Sacha Franjola (’26), October 2023
This small bronze head, which wears a pointed cap, likely depicts the Phrygian cult deity Attis. The head has rounded edges with slight angularity at the chin and the sides of the cap, contributing to a generally childlike appearance that is consistent with other comparable depictions of this figure. There is a soft, U-shaped detail accentuating the chin and differentiating the bounds of the face from the rest of the head, which is hollow on the backside. The figure’s mouth is unsmiling but appears slightly ajar as if he is about to speak. Compositionally, the head is symmetrical with mostly equal curves on either side of the nose and wide eyes that highlight a sense of innocence and curiosity. The edges of the cap give the head a vaguely rhombus-like shape.

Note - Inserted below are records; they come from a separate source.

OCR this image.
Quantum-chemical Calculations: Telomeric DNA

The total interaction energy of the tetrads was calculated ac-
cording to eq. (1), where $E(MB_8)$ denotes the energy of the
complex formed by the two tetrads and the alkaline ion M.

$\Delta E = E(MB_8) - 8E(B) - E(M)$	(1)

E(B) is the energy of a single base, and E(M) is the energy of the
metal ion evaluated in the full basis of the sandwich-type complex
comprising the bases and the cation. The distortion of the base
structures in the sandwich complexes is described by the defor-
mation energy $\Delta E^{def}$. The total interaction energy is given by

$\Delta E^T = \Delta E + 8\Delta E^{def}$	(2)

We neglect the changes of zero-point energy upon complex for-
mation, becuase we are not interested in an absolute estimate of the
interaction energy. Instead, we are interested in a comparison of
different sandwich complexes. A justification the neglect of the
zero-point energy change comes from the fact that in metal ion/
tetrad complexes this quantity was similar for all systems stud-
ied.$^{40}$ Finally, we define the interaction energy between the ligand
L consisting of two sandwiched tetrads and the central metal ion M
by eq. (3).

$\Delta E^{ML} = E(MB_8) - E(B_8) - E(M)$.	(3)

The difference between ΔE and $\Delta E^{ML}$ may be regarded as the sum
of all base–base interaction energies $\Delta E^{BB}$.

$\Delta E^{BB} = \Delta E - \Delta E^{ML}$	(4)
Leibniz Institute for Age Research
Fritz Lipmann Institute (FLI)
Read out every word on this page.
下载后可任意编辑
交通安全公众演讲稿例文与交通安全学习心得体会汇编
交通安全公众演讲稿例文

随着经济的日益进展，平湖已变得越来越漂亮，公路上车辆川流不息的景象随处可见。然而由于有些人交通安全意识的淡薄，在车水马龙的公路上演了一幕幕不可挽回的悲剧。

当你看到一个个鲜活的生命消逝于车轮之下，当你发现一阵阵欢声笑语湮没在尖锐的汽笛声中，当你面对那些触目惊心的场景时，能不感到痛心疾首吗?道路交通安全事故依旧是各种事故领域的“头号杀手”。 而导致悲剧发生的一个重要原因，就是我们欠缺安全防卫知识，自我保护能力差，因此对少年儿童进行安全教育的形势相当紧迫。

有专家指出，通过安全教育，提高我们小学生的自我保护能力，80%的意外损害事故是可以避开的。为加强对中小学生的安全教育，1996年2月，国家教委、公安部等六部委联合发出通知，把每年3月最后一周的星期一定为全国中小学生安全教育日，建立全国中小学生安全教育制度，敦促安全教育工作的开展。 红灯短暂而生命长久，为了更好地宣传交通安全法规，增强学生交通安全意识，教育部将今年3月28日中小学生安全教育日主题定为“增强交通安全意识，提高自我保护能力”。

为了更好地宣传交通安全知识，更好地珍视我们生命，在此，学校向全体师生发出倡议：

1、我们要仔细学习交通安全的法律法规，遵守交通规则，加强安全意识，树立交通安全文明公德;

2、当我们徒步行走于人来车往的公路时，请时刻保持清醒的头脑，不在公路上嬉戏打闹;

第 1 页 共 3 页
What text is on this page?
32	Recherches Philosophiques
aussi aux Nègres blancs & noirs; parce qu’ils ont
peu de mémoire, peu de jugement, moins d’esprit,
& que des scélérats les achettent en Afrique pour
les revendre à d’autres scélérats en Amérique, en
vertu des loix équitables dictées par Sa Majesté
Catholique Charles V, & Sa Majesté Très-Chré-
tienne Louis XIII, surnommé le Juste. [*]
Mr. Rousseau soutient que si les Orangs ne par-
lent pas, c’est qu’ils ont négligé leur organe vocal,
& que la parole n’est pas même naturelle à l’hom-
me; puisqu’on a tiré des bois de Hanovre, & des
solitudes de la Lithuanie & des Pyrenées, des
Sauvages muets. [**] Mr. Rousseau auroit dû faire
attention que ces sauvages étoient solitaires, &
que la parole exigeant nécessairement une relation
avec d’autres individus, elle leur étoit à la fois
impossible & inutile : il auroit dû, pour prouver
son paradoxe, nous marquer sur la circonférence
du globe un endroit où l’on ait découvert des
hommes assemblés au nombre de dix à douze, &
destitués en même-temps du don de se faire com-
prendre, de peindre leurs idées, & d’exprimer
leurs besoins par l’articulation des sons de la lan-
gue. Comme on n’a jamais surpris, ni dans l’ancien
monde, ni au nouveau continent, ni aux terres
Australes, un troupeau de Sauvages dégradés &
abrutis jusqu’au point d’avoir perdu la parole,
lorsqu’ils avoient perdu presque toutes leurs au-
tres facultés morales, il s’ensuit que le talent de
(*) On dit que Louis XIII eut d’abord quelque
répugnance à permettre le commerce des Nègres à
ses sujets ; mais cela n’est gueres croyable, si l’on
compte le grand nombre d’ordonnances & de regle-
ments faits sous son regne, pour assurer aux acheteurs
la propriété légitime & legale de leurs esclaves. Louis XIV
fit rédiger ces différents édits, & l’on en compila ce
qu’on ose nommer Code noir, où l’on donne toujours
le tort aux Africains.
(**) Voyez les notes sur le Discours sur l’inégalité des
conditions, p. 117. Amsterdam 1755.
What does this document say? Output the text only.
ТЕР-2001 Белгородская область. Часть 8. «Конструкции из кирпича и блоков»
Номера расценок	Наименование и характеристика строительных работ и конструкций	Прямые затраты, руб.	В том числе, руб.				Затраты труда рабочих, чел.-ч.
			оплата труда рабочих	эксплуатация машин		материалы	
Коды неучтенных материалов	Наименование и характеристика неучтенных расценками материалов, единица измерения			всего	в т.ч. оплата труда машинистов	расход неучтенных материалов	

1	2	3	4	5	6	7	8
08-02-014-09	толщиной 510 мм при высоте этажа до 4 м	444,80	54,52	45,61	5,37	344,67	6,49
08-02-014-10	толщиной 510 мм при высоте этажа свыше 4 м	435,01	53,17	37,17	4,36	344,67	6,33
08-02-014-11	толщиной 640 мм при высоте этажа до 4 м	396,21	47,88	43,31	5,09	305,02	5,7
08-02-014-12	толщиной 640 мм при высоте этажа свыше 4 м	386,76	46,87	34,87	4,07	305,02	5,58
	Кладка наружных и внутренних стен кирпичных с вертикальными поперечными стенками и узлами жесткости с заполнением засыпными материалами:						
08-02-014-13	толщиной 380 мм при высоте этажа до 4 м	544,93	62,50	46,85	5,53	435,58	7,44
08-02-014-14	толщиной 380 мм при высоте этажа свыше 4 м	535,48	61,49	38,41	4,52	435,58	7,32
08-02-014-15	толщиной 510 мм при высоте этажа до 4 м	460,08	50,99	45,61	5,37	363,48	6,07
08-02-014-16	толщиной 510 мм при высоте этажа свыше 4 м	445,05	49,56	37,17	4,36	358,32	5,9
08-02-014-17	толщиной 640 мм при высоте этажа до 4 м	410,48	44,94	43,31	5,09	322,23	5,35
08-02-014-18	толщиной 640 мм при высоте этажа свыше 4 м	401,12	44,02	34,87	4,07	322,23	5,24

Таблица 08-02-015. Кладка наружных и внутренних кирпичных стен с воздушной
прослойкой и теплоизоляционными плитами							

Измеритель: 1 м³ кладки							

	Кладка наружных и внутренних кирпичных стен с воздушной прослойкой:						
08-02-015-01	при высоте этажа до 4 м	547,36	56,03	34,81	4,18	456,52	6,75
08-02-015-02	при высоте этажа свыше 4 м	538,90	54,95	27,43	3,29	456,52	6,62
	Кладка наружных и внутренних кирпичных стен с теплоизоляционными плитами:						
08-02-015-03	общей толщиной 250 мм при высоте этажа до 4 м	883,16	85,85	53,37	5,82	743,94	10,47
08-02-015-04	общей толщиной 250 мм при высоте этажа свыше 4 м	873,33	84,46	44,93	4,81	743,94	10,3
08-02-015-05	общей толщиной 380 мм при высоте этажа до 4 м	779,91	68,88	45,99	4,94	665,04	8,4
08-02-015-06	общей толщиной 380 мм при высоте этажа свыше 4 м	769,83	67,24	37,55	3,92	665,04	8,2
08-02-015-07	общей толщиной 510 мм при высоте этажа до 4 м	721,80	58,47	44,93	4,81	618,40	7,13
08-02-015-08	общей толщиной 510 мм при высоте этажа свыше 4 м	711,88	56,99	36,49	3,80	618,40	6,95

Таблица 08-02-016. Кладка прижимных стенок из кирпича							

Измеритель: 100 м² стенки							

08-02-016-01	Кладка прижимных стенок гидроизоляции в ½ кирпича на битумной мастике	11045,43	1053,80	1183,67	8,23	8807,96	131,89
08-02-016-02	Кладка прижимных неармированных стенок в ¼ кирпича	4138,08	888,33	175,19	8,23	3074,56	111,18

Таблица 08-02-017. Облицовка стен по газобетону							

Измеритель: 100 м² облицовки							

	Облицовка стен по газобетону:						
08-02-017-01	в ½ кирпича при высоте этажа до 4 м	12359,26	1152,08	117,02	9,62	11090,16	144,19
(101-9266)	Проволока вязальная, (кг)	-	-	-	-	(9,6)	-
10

At its crux, the fabric flops forward towards the face (not unlike a Dickensian sleeping cap) and further softens the appearance of the head. The cap is likely an example of the Phrygian cap, seen in most depictions of Attis. Between the face and the edge of the cap, a crop of short, wavy hair is visible that invokes a youthful and unimposing aura. Directly in the middle of the hairline is a circular repair in a visibly different color that interrupts the harmony of the composition despite largely complying with the symmetry. Given the functions of relevant comparanda, it is likely that this repair is concealing the hole through which the head would have been attached to a chest or other piece of furniture as decoration. Perhaps the most obvious evidence of Attis’ adolescence is the lack of wrinkles or other indicators of age on the face, despite the surface patina being denser (and thus more opaque) on the left side than the right. There is obvious verdigris on the left side of the nose, somewhat obscuring the details of the left eye and nose. The figure’s childlike appearance is an important indication of his identity; coupled with the Phrygian cap, images of Attis almost always depict him as obviously youthful on account of his mythology, which involves self-castration as a result of temporary madness. Based on these details, one can confidently identify this figure as that of Attis.